Psychiatry is a repressive instrument, equipped with state and police power, with locks and bars, with psychotropic drugs and tools of torture. It incorporates a certain idea, namely the assumption that the individual is a carrier of an invisible illness or an inherited strain which can be discovered by experts and “healed” through the use of force. Psychiatry becomes a means of social control and state power, endowed with authority, and which denies the individual with its own will and desires. For example the heretics, witches, prostitutes, “deranged” and in fact all “social deviants” who where “treated” (tortured, exorcised, burned) by the Inquisition, shows well how the myth of “mental illness” is used by the system to repress. It is claimed that one is possessed by demons, which should be driven out and eliminated by whatever coercive means. Some switched from witch-hunting to psychiatry when the church began to lose its power, to basically do the same work; to take on the “possessed” and to try to adapt them to the societal standards. These standards change over time and space.
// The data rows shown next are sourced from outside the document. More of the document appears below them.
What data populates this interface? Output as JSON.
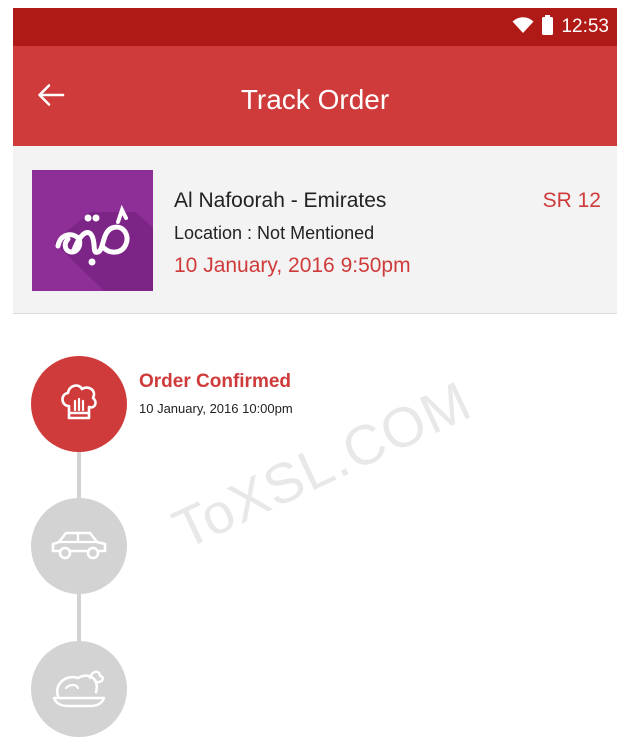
{
  "status_bar": {
    "time": "12:53",
    "icons": [
      "wifi-icon",
      "battery-icon"
    ]
  },
  "app_bar": {
    "title": "Track Order",
    "back_icon": "arrow-left-icon"
  },
  "order": {
    "restaurant_name": "Al Nafoorah - Emirates",
    "location": "Location : Not Mentioned",
    "date": "10 January, 2016 9:50pm",
    "price": "SR 12",
    "thumbnail_icon": "restaurant-logo"
  },
  "timeline": {
    "steps": [
      {
        "title": "Order Confirmed",
        "time": "10 January, 2016 10:00pm",
        "icon": "chef-hat-icon",
        "state": "active"
      },
      {
        "icon": "car-icon",
        "state": "pending"
      },
      {
        "icon": "roast-chicken-icon",
        "state": "pending"
      }
    ]
  },
  "watermark": "ToXSL.COM",
  "colors": {
    "status_bar": "#b01a16",
    "app_bar": "#cf3b3a",
    "accent": "#cf3b3a",
    "pending_step": "#d3d3d3",
    "thumbnail_bg": "#8e2e97"
  }
}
Behind the ideas of mental health and mental illness is a massive industry. A total surveillance system with closed sections and corresponding means; security personnel and technological devices, manufacturers of tools for recording, controlling and electroshocking and of course the pharmaceutical industry itself.
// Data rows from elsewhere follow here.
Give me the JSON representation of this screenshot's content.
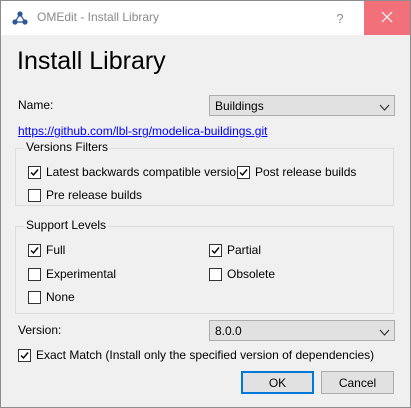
{
  "window": {
    "title": "OMEdit - Install Library",
    "help_glyph": "?",
    "close_glyph": "✕"
  },
  "heading": "Install Library",
  "name": {
    "label": "Name:",
    "selected": "Buildings"
  },
  "url": "https://github.com/lbl-srg/modelica-buildings.git",
  "versions_filters": {
    "title": "Versions Filters",
    "latest_backwards": {
      "label": "Latest backwards compatible versions",
      "checked": true
    },
    "post_release": {
      "label": "Post release builds",
      "checked": true
    },
    "pre_release": {
      "label": "Pre release builds",
      "checked": false
    }
  },
  "support_levels": {
    "title": "Support Levels",
    "full": {
      "label": "Full",
      "checked": true
    },
    "partial": {
      "label": "Partial",
      "checked": true
    },
    "experimental": {
      "label": "Experimental",
      "checked": false
    },
    "obsolete": {
      "label": "Obsolete",
      "checked": false
    },
    "none": {
      "label": "None",
      "checked": false
    }
  },
  "version": {
    "label": "Version:",
    "selected": "8.0.0"
  },
  "exact_match": {
    "label": "Exact Match (Install only the specified version of dependencies)",
    "checked": true
  },
  "buttons": {
    "ok": "OK",
    "cancel": "Cancel"
  },
  "colors": {
    "close_hover": "#f1707a",
    "link": "#0000ff",
    "default_button_border": "#0078d7"
  }
}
How can we recover, become “healthy” in a world that is sick, in institutions that lock us up, make us swallow drugs against our will and deny our own will? We cannot expect to find joy and wholeness without changing our surroundings, without changing this dreary reality. Every real, profound change also means necessarily a change of society as a whole. This society in which we can only choose between holding out or caving in, has to die so that we can live. So that we can take each others hand in the madness of being, without constraint or pressure.